Karma To Burn back in West Virginia with "Appalachian Incantation"

Legendary Morgantown instrumental stoner rock trio Karma To Burn (L-R: Rob Oswald, Will Mecum, Rich Mullins) returns to West Virginia with “Appalachian Incantation”

Reposted from the Huntington Herald-Dispatch

You could say that before Karma To Burn could reunite, one or more members had to get reformed.

Morgantown’s legendary instrumental stoner rock trio, together since the mid-90’s, abruptly disbanded in 2002 when bassist Rich Mullins admittedly allowed a heroin addiction to take over his life.

Now, Karma To Burn (Will Mecum: guitar; Mullins; Rob Oswald: drums) has been back together for over a year, and returns to West Virginia this weekend with “Appalachian Incantation,” its first CD in eight years and first on the Austrian-based metal label Napalm Records.

Before KTB could reunite, it took a difficult phone call between Mullins and guitarist Will Mecum to straighten everything out.

“Talking to Will for the first time on the phone was totally nerve-racking,” Mullins admitted over the phone. “When you’re with someone every day for nine years, and then seven years go by, it’s really crazy.”

Mecum said Karma To Burn’s indefinite hiatus was for the best.

“It was something that had to be done,” he said over the phone from Los Angeles, where Mullins and drummer Rob Oswald live. “There were a lot of personal problems within the band; chemical dependencies, things like that. If we’d have kept going the way we were going, I guarantee that one of us, if not all of us would not be here.”

As painful as clearing the air might have been for him, Mullins agreed.

“You can’t change the past. But looking back on it, I realize I’d be dead right now.”

“All of us got our act straightened out and we definitely have a lot more clarity with what’s going on right now,” Mecum added.

Despite all the time off, Mecum said the band is stronger and more popular than ever, and admitted to a bit of bewilderment to KTB’s increased popularity, domestically and overseas.

“We’re received better now than we were back then,” he said. “I don’t know if it took time for people to catch up or what. The tours that we’ve done and the attention that we’ve been getting is tenfold what it used to be. I don’t understand it, but I’m goin’ with the flow.”

“It all goes back to my theory of either your band has to break up or someone has to die in order for your band to get somewhat popular.”

KTB and friend Daniel Davies, front man for the L.A.-based band Year Long Disaster, have had a kind of cosmic convergence of late; not only did Davies (son of Kinks guitarist Dave Davies) join KTB on vocals for a song on the new CD, Mecum and Oswald join Mullins in the current YLD lineup.

Mullins said that KTB is looking forward to recording even more with Davies.

“Doesn’t it seem weird that we’d get back together with a singer?” he asked rhetorically. “It’s really special because they’re all my friends,” he added. “It’s great to be able to combine it all, and there’s a lot of talent when you put the four of us together.
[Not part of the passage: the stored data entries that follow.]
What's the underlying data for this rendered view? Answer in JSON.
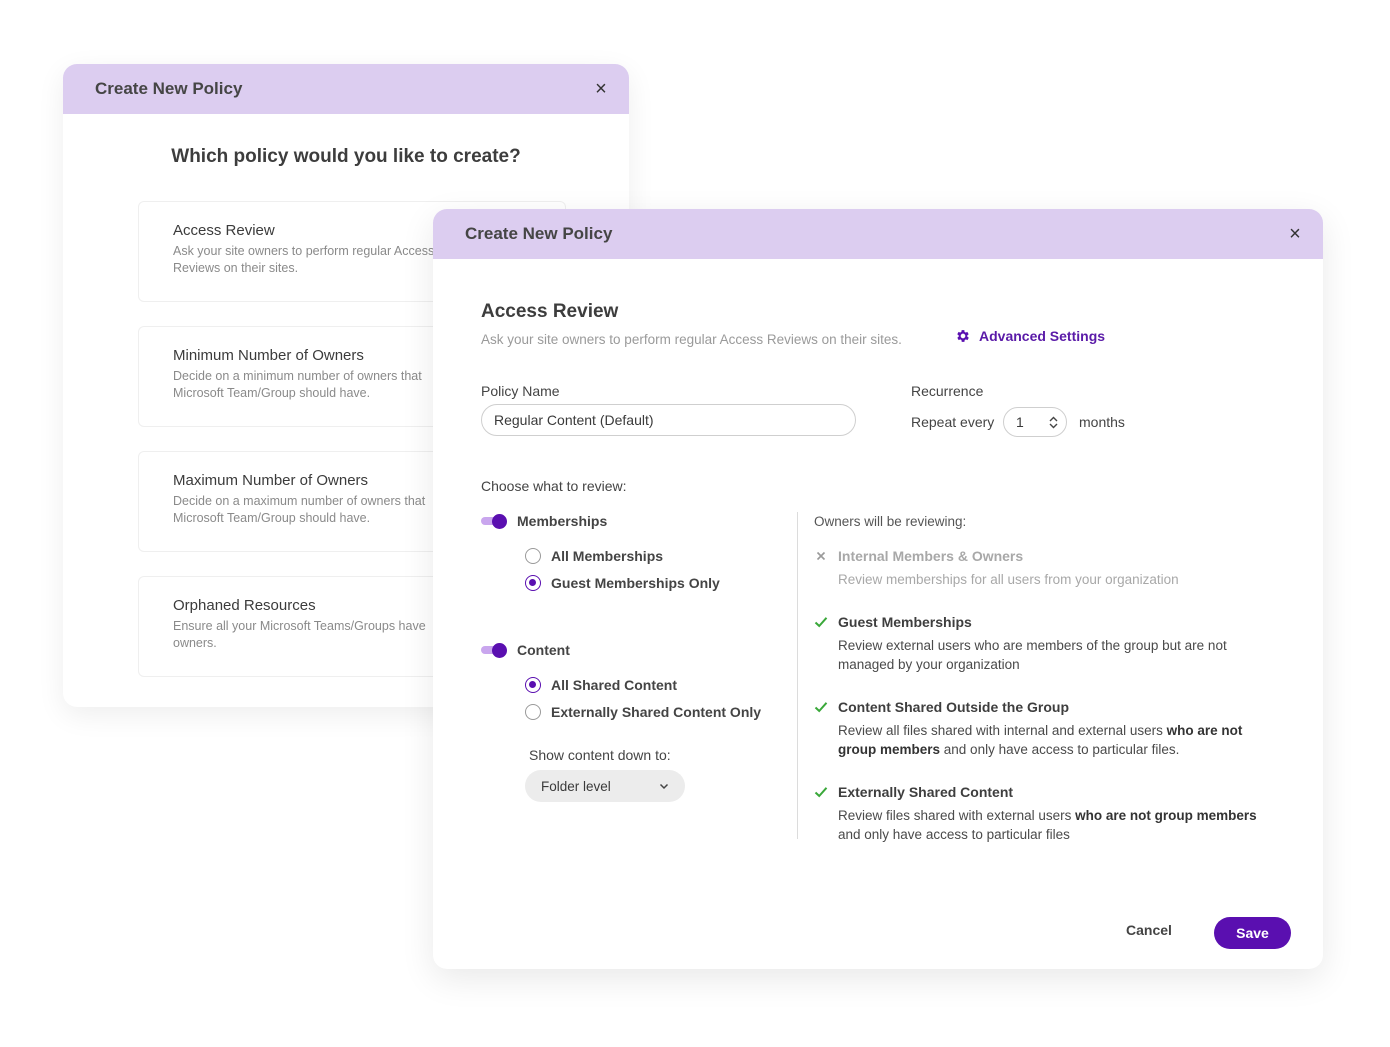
{
  "back_dialog": {
    "title": "Create New Policy",
    "question": "Which policy would you like to create?",
    "options": [
      {
        "title": "Access Review",
        "desc": "Ask your site owners to perform regular Access Reviews on their sites."
      },
      {
        "title": "Minimum Number of Owners",
        "desc": "Decide on a minimum number of owners that Microsoft Team/Group should have."
      },
      {
        "title": "Maximum Number of Owners",
        "desc": "Decide on a maximum number of owners that Microsoft Team/Group should have."
      },
      {
        "title": "Orphaned Resources",
        "desc": "Ensure all your Microsoft Teams/Groups have owners."
      }
    ]
  },
  "front_dialog": {
    "title": "Create New Policy",
    "section_title": "Access Review",
    "section_desc": "Ask your site owners to perform regular Access Reviews on their sites.",
    "advanced_settings": "Advanced Settings",
    "policy_name_label": "Policy Name",
    "policy_name_value": "Regular Content (Default)",
    "recurrence_label": "Recurrence",
    "repeat_every": "Repeat every",
    "repeat_value": "1",
    "repeat_unit": "months",
    "choose_label": "Choose what to review:",
    "memberships": {
      "label": "Memberships",
      "enabled": true,
      "options": [
        "All Memberships",
        "Guest Memberships Only"
      ],
      "selected": "Guest Memberships Only"
    },
    "content": {
      "label": "Content",
      "enabled": true,
      "options": [
        "All Shared Content",
        "Externally Shared Content Only"
      ],
      "selected": "All Shared Content",
      "show_down_label": "Show content down to:",
      "show_down_value": "Folder level"
    },
    "review_head": "Owners will be reviewing:",
    "review_items": [
      {
        "status": "excluded",
        "title": "Internal Members & Owners",
        "body": "Review memberships for all users from your organization"
      },
      {
        "status": "included",
        "title": "Guest Memberships",
        "body": "Review external users who are members of the group but are not managed by your organization"
      },
      {
        "status": "included",
        "title": "Content Shared Outside the Group",
        "body_pre": "Review all files shared with internal and external users ",
        "body_bold": "who are not group members",
        "body_post": " and only have access to particular files."
      },
      {
        "status": "included",
        "title": "Externally Shared Content",
        "body_pre": "Review files shared with external users ",
        "body_bold": "who are not group members",
        "body_post": " and only have access to particular files"
      }
    ],
    "cancel": "Cancel",
    "save": "Save",
    "colors": {
      "accent": "#5a0fb0",
      "header_bg": "#dccdf0",
      "check": "#3aa83a"
    }
  }
}
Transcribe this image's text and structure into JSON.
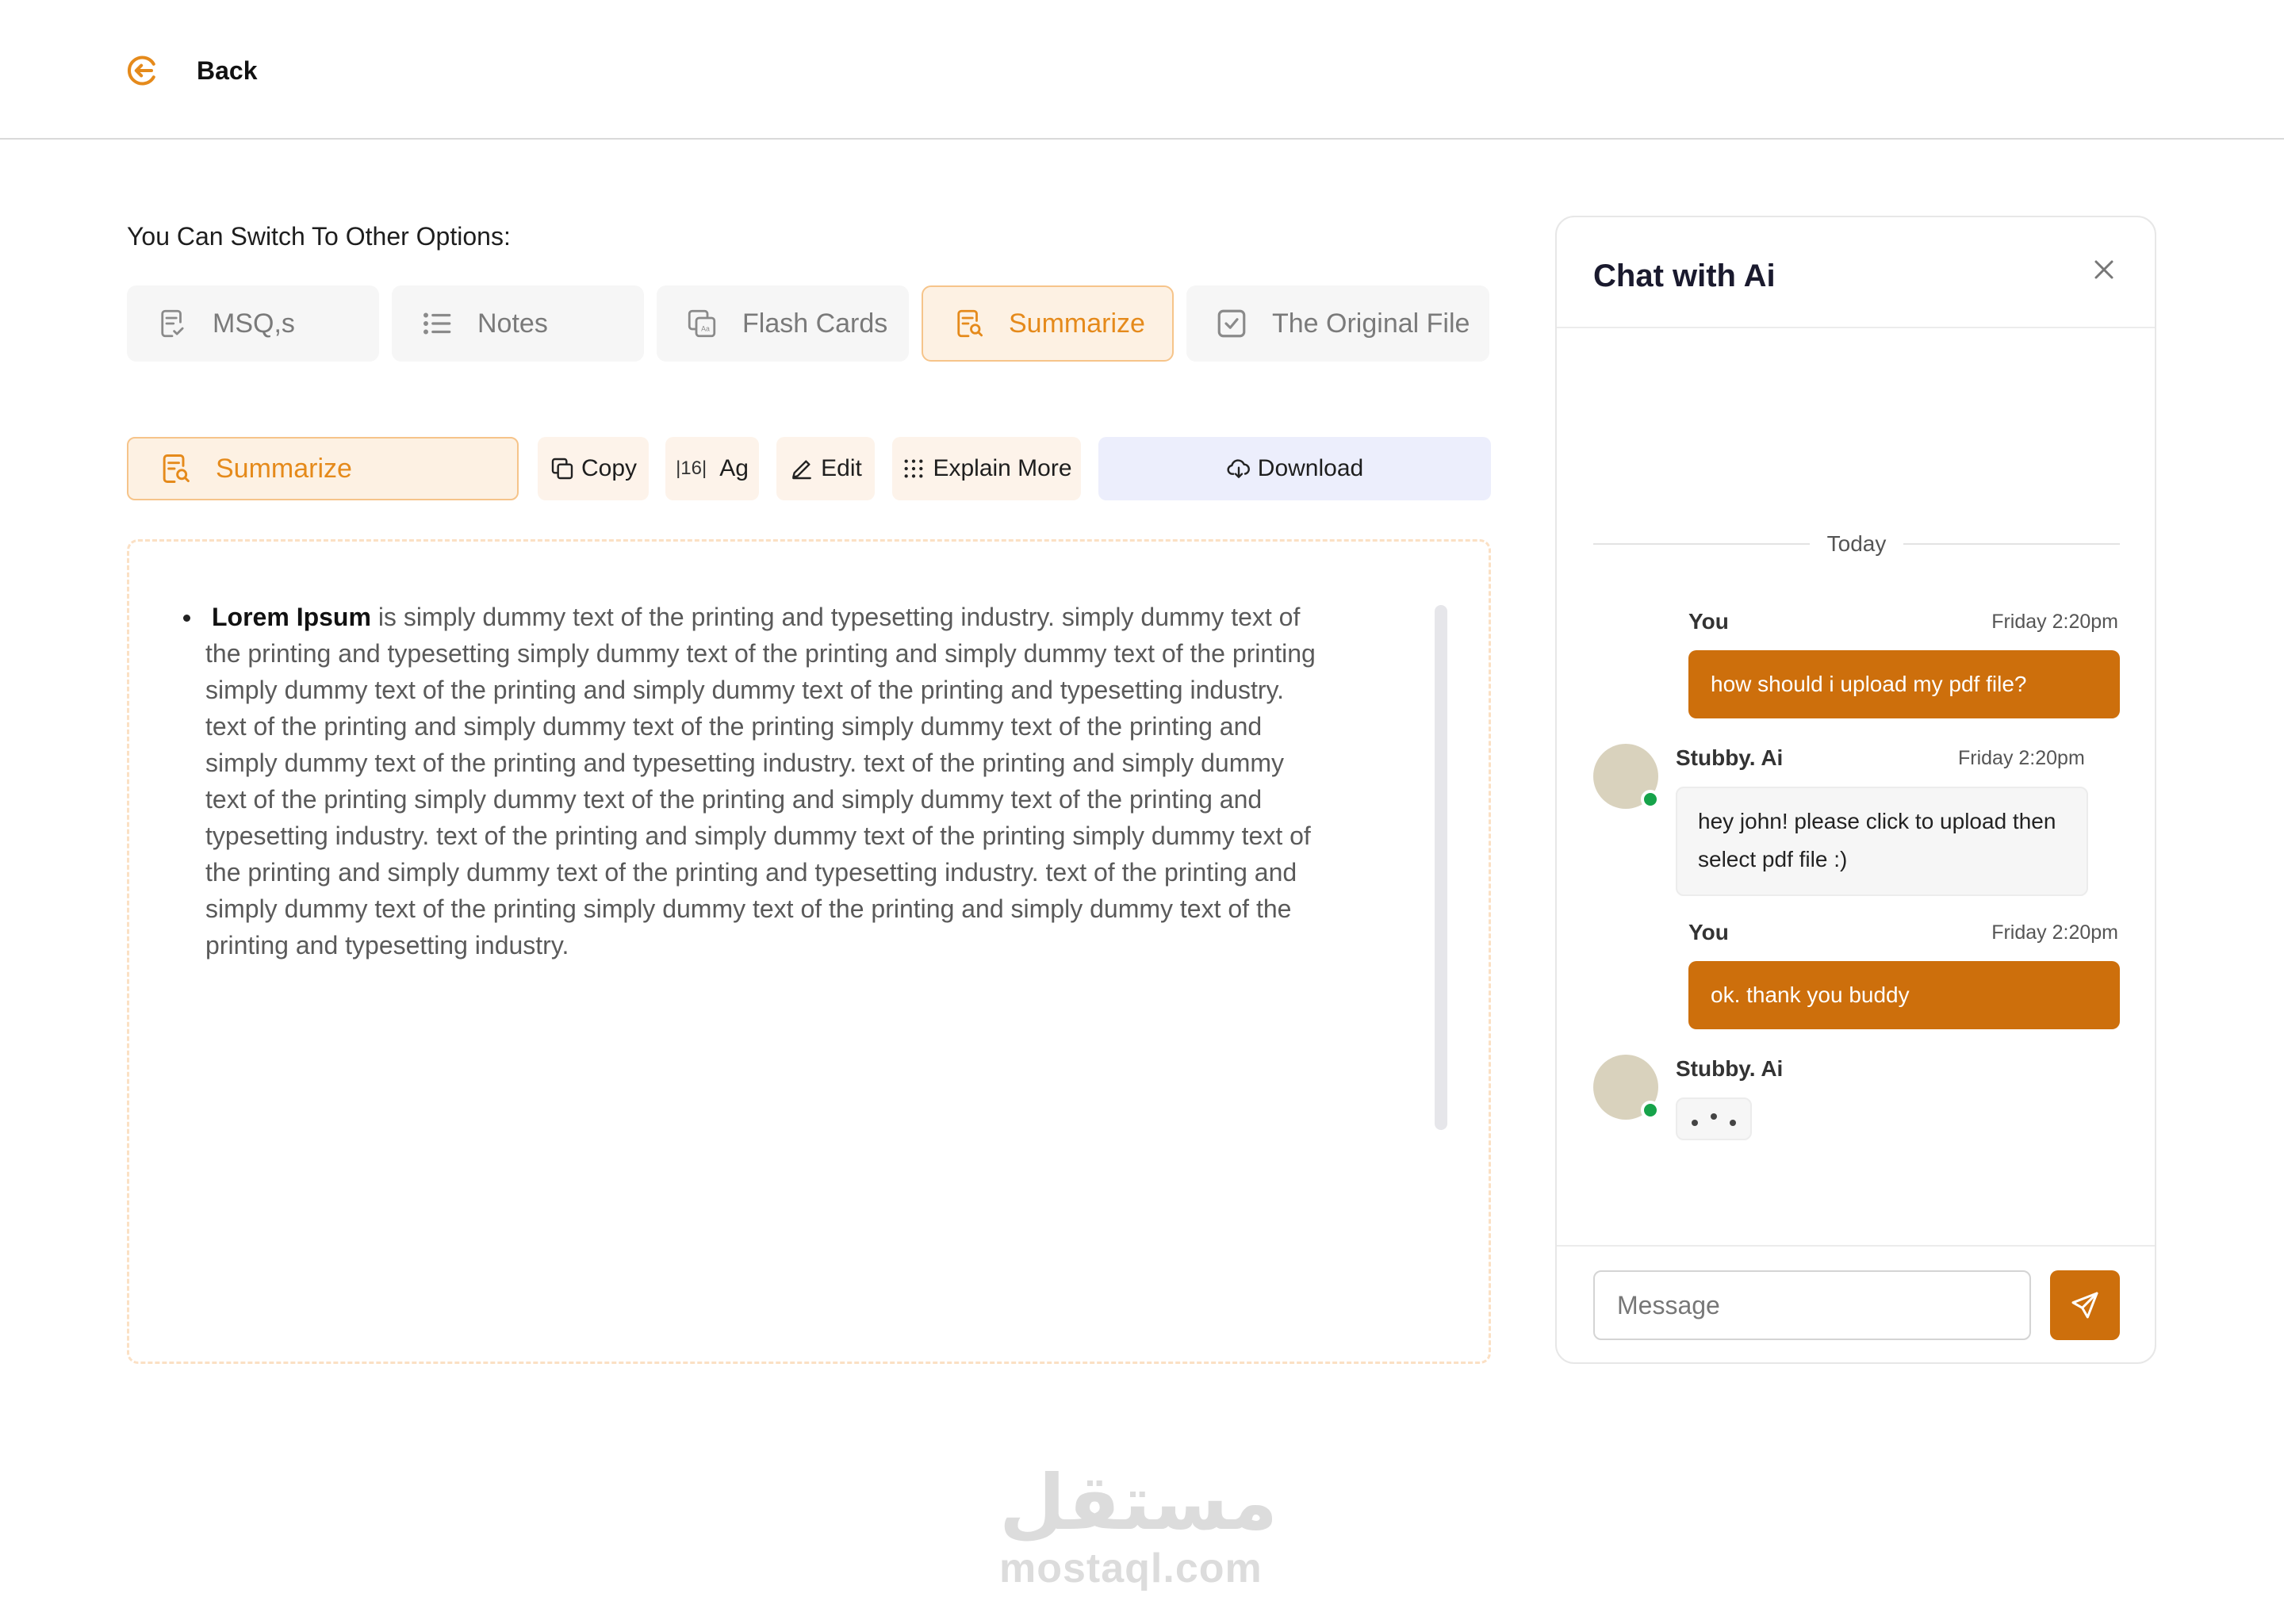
{
  "header": {
    "back_label": "Back"
  },
  "switch_title": "You Can Switch To Other Options:",
  "tabs": [
    {
      "label": "MSQ,s",
      "icon": "checklist-doc-icon",
      "active": false
    },
    {
      "label": "Notes",
      "icon": "list-icon",
      "active": false
    },
    {
      "label": "Flash Cards",
      "icon": "flash-cards-icon",
      "active": false
    },
    {
      "label": "Summarize",
      "icon": "summarize-doc-icon",
      "active": true
    },
    {
      "label": "The Original File",
      "icon": "checkbox-icon",
      "active": false
    }
  ],
  "toolbar": {
    "summarize_label": "Summarize",
    "copy_label": "Copy",
    "font_size": "16",
    "font_label": "Ag",
    "edit_label": "Edit",
    "explain_label": "Explain More",
    "download_label": "Download"
  },
  "content": {
    "lead": "Lorem Ipsum",
    "body": " is simply dummy text of the printing and typesetting industry. simply dummy text of the printing and typesetting simply dummy text of the printing and simply dummy text of the printing simply dummy text of the printing and simply dummy text of the printing and typesetting industry. text of the printing and simply dummy text of the printing simply dummy text of the printing and simply dummy text of the printing and typesetting industry. text of the printing and simply dummy text of the printing simply dummy text of the printing and simply dummy text of the printing and typesetting industry. text of the printing and simply dummy text of the printing simply dummy text of the printing and simply dummy text of the printing and typesetting industry. text of the printing and simply dummy text of the printing simply dummy text of the printing and simply dummy text of the printing and typesetting industry."
  },
  "chat": {
    "title": "Chat with Ai",
    "divider": "Today",
    "messages": [
      {
        "sender": "You",
        "time": "Friday 2:20pm",
        "text": "how should i upload my pdf file?"
      },
      {
        "sender": "Stubby. Ai",
        "time": "Friday 2:20pm",
        "text": "hey john! please click to upload then select pdf file :)"
      },
      {
        "sender": "You",
        "time": "Friday 2:20pm",
        "text": "ok. thank you buddy"
      },
      {
        "sender": "Stubby. Ai",
        "time": "",
        "text": ""
      }
    ],
    "input_placeholder": "Message"
  },
  "watermark": {
    "arabic": "مستقل",
    "latin": "mostaql.com"
  },
  "colors": {
    "accent": "#e58a1b",
    "accent_dark": "#cd6f0c",
    "active_bg": "#fdf1e3",
    "download_bg": "#eceefc",
    "online": "#16a34a"
  }
}
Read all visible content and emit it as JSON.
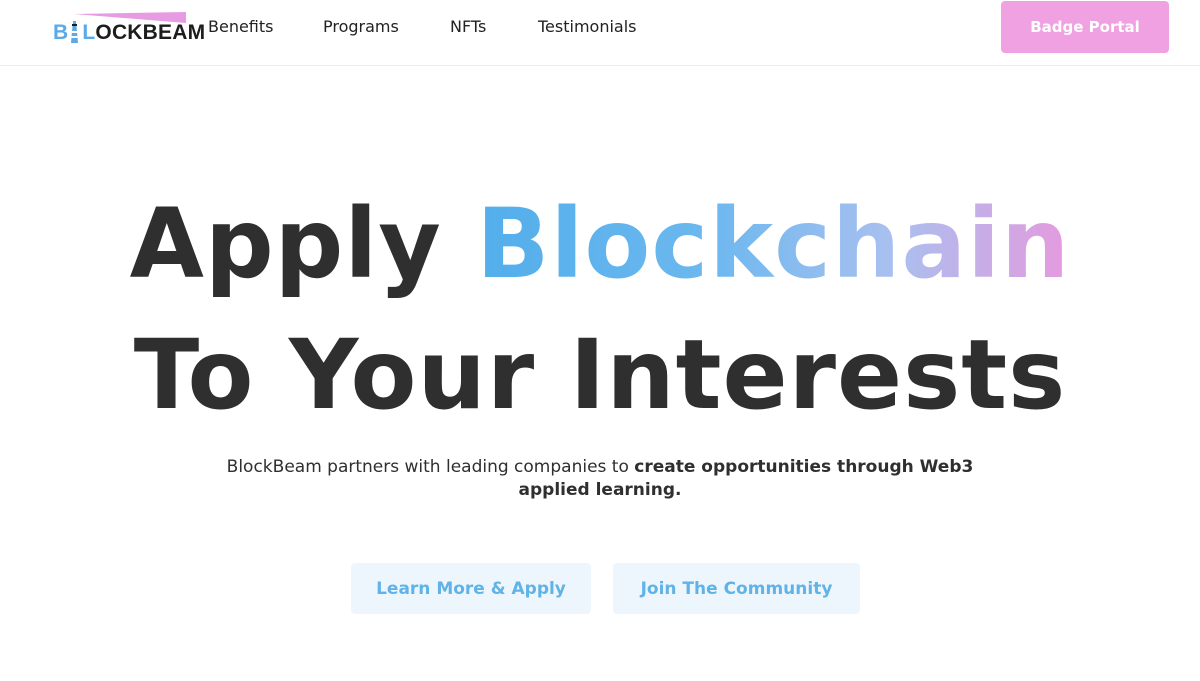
{
  "brand": {
    "logo_parts": [
      "B",
      "",
      "L",
      "OCKBEAM"
    ],
    "logo_alt": "BLOCKBEAM",
    "colors": {
      "blue": "#5aa9e8",
      "pink": "#e79be3",
      "dark": "#1d1d1d"
    }
  },
  "nav": {
    "items": [
      {
        "label": "Benefits"
      },
      {
        "label": "Programs"
      },
      {
        "label": "NFTs"
      },
      {
        "label": "Testimonials"
      }
    ],
    "badge_portal_label": "Badge Portal"
  },
  "hero": {
    "line1_plain": "Apply",
    "line1_gradient": "Blockchain",
    "line2": "To Your Interests",
    "subtitle_plain": "BlockBeam partners with leading companies to ",
    "subtitle_bold": "create opportunities through Web3 applied learning.",
    "gradient_colors": [
      "#52aeea",
      "#6db8ef",
      "#a9c0ef",
      "#e59ade"
    ]
  },
  "cta": {
    "learn_label": "Learn More & Apply",
    "join_label": "Join The Community"
  },
  "colors": {
    "badge_bg": "#f0a1e1",
    "cta_bg": "#eef6fd",
    "cta_text": "#5fb3e6",
    "heading": "#2f2f2f"
  }
}
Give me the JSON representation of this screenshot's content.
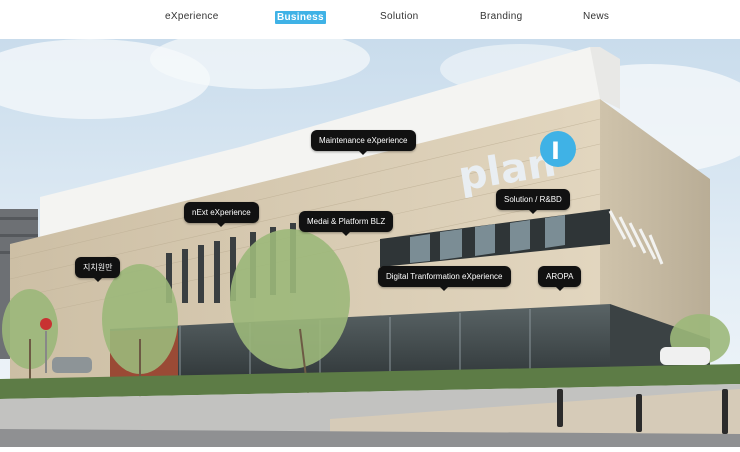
{
  "nav": {
    "items": [
      {
        "label": "eXperience",
        "active": false
      },
      {
        "label": "Business",
        "active": true
      },
      {
        "label": "Solution",
        "active": false
      },
      {
        "label": "Branding",
        "active": false
      },
      {
        "label": "News",
        "active": false
      }
    ],
    "active_color": "#3fb2e6"
  },
  "hero": {
    "logo_text": "plan",
    "logo_badge": "I",
    "tags": [
      {
        "label": "Maintenance eXperience"
      },
      {
        "label": "nExt eXperience"
      },
      {
        "label": "Medai & Platform BLZ"
      },
      {
        "label": "Solution / R&BD"
      },
      {
        "label": "지치원만"
      },
      {
        "label": "Digital Tranformation eXperience"
      },
      {
        "label": "AROPA"
      }
    ]
  }
}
I don’t see any limits to what the four of us can do.”

In addition to the collaboration with Davies, KTB recruited Kyuss singer John Garcia to sing on the new record. Mecum said KTB likes the change of pace working with a singer.

“Most of the instrumental stuff, when we write it, it’s four bars of this, four bars of that, then the bridge. It goes by really quick because you have to keep people’s attention.”

“With the vocals, you can actually play a verse, a chorus, maybe several times, and you need to for the vocals to breathe. That style is a little bit different, as opposed to kind of constantly punching people in the face with riffs. You have to let parts of the song breathe and let the vocals take over. I think it worked out really well.”

The synthesized KTB and YLD lineups recently enjoyed a tour of Europe, where KTB is much loved, and geopolitical calamities followed the bands.

Mecum said Karma To Burn got to spend an unexpected extra night at the Roadburn Festival in Holland.

“We turned volcano friendly because there was a bunch of flights cancelled due to the volcano eruption, and the dust clouds over Europe. So they asked us to stay, and we got another show out of it.”

The European tour wrapped up nicely in bankrupt Greece. “I hate to use the cliche ‘We’re big in Europe,’ but we go where people want us to be,” Mecum said laughing. “It was one of the best tours I’ve ever been on.”

Where local fans of KTB want them to be is back in West Virginia, with the new CD. Mecum said the band wouldn’t be what it is today without the local support, and are looking forward to playing the V Club Friday night.

“As far as letting people know that we’re from West Virginia, we’ve made it a point to do that. And as far as the Huntington scene goes, we wouldn’t be what we are today without it. We actually got bigger down in Huntington in the 90’s than we did in our hometown. We did well in Morgantown, but we’d go down to Huntington and have huge shows. We wouldn’t be where we’re at today without breaking into that scene and having those people behind us.”

“The three towns, Morgantown, Charleston and Huntington, they all rallied behind us, and it will never be forgotten. Not a lot of bands get a second chance like we do, and it’s much appreciated.”